Drug-induced liver injury associated with atypical generation antipsychotics from the FDA Adverse Event Reporting System (FAERS) | BMC Pharmacology and Toxicology

Data acquisition

The data of this study was obtained from the FAERS, one of the most comprehensive spontaneous reporting system databases. The FDA publishes FAERS files every quarter. In this study we used FAERS quarterly data files, reports submitted between the first quarter of 2017 and the first quarter of 2022 were extracted.
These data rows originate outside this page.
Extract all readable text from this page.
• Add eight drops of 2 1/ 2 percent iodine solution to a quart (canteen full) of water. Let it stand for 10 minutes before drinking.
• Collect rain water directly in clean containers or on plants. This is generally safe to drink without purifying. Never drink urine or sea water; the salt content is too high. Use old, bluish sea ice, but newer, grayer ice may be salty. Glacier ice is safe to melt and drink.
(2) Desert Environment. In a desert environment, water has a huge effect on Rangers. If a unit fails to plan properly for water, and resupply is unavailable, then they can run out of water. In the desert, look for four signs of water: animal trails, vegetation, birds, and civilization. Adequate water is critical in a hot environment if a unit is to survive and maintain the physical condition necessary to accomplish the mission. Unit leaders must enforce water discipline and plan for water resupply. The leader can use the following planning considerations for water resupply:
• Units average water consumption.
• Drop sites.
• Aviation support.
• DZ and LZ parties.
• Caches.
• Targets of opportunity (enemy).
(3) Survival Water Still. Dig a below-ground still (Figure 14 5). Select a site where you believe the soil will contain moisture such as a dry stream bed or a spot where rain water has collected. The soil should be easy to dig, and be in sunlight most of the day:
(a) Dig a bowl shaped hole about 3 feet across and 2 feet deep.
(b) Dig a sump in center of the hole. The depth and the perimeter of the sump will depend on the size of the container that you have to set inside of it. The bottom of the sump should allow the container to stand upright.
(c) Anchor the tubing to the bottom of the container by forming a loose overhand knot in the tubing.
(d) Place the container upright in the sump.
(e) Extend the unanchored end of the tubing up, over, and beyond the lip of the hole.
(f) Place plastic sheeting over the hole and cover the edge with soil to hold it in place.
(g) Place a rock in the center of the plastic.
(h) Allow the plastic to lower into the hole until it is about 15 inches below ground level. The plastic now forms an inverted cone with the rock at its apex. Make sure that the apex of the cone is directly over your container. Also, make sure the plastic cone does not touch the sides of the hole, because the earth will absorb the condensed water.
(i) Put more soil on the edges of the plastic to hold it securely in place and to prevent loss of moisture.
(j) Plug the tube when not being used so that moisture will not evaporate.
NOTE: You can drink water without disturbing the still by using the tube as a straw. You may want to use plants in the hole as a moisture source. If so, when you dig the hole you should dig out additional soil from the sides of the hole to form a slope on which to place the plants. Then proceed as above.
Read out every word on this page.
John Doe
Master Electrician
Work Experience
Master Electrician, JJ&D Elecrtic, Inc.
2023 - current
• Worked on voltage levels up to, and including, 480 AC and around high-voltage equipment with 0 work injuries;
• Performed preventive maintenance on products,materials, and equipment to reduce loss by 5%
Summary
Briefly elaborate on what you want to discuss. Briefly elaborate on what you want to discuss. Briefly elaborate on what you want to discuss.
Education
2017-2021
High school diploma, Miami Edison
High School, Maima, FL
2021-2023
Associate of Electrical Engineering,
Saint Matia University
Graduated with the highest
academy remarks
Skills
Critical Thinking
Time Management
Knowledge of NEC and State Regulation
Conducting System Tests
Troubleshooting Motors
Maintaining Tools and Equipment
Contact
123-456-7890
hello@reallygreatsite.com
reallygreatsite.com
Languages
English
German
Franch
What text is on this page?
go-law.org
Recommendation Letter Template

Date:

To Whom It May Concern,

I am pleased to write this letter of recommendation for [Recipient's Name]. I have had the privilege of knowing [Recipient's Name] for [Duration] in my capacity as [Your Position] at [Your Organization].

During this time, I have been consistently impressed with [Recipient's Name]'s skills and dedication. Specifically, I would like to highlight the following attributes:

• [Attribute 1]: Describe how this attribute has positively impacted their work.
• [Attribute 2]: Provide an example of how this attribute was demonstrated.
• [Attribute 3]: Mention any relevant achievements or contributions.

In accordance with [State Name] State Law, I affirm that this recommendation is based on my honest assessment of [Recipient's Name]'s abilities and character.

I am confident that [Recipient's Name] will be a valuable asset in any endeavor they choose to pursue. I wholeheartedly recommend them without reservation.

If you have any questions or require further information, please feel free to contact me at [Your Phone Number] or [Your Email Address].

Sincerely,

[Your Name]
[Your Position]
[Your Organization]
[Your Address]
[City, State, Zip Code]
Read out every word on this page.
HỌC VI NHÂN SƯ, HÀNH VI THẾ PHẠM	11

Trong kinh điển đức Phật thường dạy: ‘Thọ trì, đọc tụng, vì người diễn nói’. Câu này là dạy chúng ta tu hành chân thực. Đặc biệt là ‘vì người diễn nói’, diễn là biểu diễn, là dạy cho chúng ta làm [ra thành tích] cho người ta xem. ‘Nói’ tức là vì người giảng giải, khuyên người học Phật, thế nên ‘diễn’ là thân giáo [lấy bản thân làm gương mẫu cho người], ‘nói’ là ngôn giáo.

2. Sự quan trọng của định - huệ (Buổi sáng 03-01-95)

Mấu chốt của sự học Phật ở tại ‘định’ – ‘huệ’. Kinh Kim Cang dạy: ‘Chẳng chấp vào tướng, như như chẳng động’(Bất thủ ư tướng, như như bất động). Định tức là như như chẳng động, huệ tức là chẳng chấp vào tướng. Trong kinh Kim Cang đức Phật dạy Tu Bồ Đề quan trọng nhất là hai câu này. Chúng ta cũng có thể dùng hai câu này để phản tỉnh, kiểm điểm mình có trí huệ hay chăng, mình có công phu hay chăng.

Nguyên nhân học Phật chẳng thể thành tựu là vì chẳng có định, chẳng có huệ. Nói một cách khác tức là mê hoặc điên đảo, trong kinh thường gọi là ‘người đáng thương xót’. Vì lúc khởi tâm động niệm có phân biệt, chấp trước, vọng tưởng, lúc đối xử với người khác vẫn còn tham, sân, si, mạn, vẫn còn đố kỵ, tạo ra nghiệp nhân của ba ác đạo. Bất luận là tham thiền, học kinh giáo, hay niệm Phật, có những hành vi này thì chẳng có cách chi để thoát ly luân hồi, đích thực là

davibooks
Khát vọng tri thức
The AAPs we analyzed included: olanzapine, paliperidone, risperidone, amisulpride, clozapine, aripiprazole, quetiapine and ziprasidone.

This study used the standardized MedDRA queries (SMQ) to retrieve all cases of drug-related liver disease from the FAERS database (SMQ code 20000006), including: liver injury, hepatitis, transaminases increased, hepatic failure, hepatic steatosis, hepatitic cancer, hepatic congestion, hepatic pain, hepatocellular injury, hepatic cirrhosis, hepatomegaly, liver sarcoidosis, hepatic cytolysis, hepatic encephalopathy, hepatic fibrosis, hepatotoxicity, hepatic necrosis. We used the Medical Dictionary for Regulatory Activities (MedDRA version 25.0). Serious adverse events (SAE) in this study were classified as patients whose treatment resulted in hospitalization, death, disability, or other life-threatening consequences.

Inclusion and exclusion criteria

Inclusion criteria for this study: (1). Data from the first quarter of 2017–2022 in the FAERS database; (2). The drug names were the eight AAPs specified in this study; (3). The “Role cod” field was recorded as data for Primary suspect (PS) and Secondary suspect (SS).

Exclusion criteria for this study: (1). Gender, age and other personal information had significant missing data.

Processing

Each quarterly FAERS data file contains seven data tables: demographic characteristics (DEMO), details of medication (DRUG), adverse event (REAC), outcomes of patients treatment (OUTC), source of the report (RPSR), medication start and end date (THER), indications of drugs (INDI). In this study, three tables (“DEMO”, “DRUG”, “REAC”, “OUTC”) were used for analysis. Adverse events were identified by preferred terms (PTs), as coded by the Medical Dictionary for Regulatory Activities (MedDRA). Each table used “$” as the separator to divide the file into several fields. To prevent drug name irregularities, we used The Drugbank database (https://go.drugbank.com/drugs), which contains comprehensive drug names that can be used as a reference for pharmacovigilance analysis.

Since the FAERS database contains reports from numerous sources, there may be multiple reports for the same adverse event, so the data in this study was cleaned and only one report was retained for the same adverse event. According to the method of eliminating duplicate reports recommended by FDA, the “Primaryid”, “Caseid”, and “FDA_DT” fields of DEMO table were selected and sorted in the order of “Caseid”, “FDA_DT”, and “primaryid”. For reports with the same caseid, the one with the largest “FDA_DT” value was reserved in this study. Secondly, for reports with the same “Caseid” and “FDA_DT”, the one with the largest “Primaryid” value was retained. As of 2019 Quarter one there is a new text file that lists deleted files. FDA or Manufacturers may delete cases for various reasons including combiningcases. According to this file, we deleted the reports according to Caseid in the deleted reports list to ensure the accuracy of the data.

The field “Role cod” represents the degree of relationship between adverse events and the drug, including Primary suspect (PS), Secondary suspect (SS), Concomitant (C), Interaction (I). To ensure the accuracy of the study, reports of AAPs recorded as “PS” and “SS” were included in the analysis. The data included in this study were age, gender, adverse reactions, weight, event date, initial FDA receipt date, latest FDA receipt date, reported country, reporter, drug name, outcomes.

Statistical analysis

IBM SPSS V.26.0 and StataCorp Stata 12.0 software were used for analysis. Normally distributed data were presented in the form of mean (SD), and non- normally distributed data were represented by median (Q1, Q3). In this study, a case/non-case approach was used to calculate reporting odds ratio (RORs) and 95% confidence intervals (CIs) [18, 19]. The ROR represents the ratio of the odds of an adverse event for a specific drug against the odds of the same adverse event reported for all other drugs, p-value < 0.05 was considered significant.